I keep coming back to An Atlas of Cyberspaces – MUDs and Virtual Worlds. I keep looking over the maps represented there and being amazed … and remind myself that in spite of how they look, these are not fictional worlds. They are places where people’s minds roamed (and in many cases still do) and interacted, where things important to their lives happened. You can argue that what happens in a virtual world isn’t important, or shouldn’t be…that it isn’t healthy. But that’s irrelevant… it happens whether we think it’s a good idea or not. People live in these places, some for many waking hours, and they love them so much that they devote such care and attention to mapping them. Does mapping them make them more real? Well, no moreso than mapping Disney World makes it real, or mapping Manhattan, for that matter. It is mapped only because it is real.
One really fascinating thing about these maps is that they don’t just map geography, but function, language, and other things that make virtual worlds different from meatspace.
One amazing example is this 3-D molecular-model-type map made by Peter Anders.

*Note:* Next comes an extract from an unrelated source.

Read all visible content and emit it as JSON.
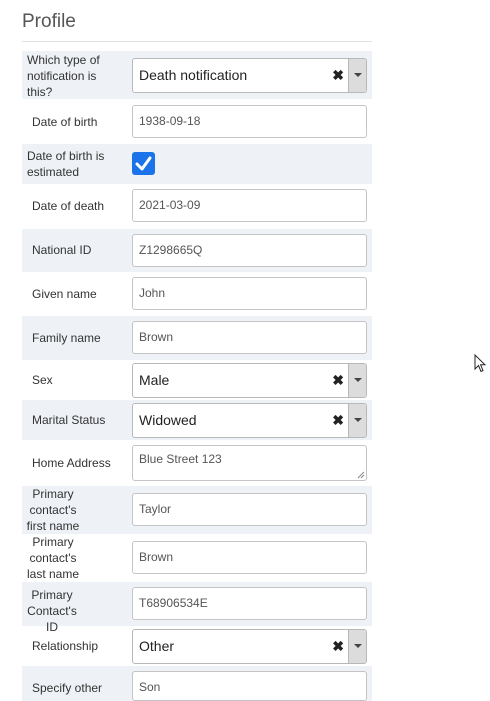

He wrote a terrific paper on envisioning virtual communities as well.
Isn’t it strange how all this breathless fascination with virtual spaces came to a crashing halt around 1997-98, when the commercial web became the big story? It feels like a huge intellectual and philosophical human enterprise that just prematurely stopped before we really learned anything. I imagine people in Universities are still discussing some of it, but I don’t see it talked about in the mainstream anymore. One day we’re going to have to pick up the task again, or we won’t have any better handle on what we’ve wrought.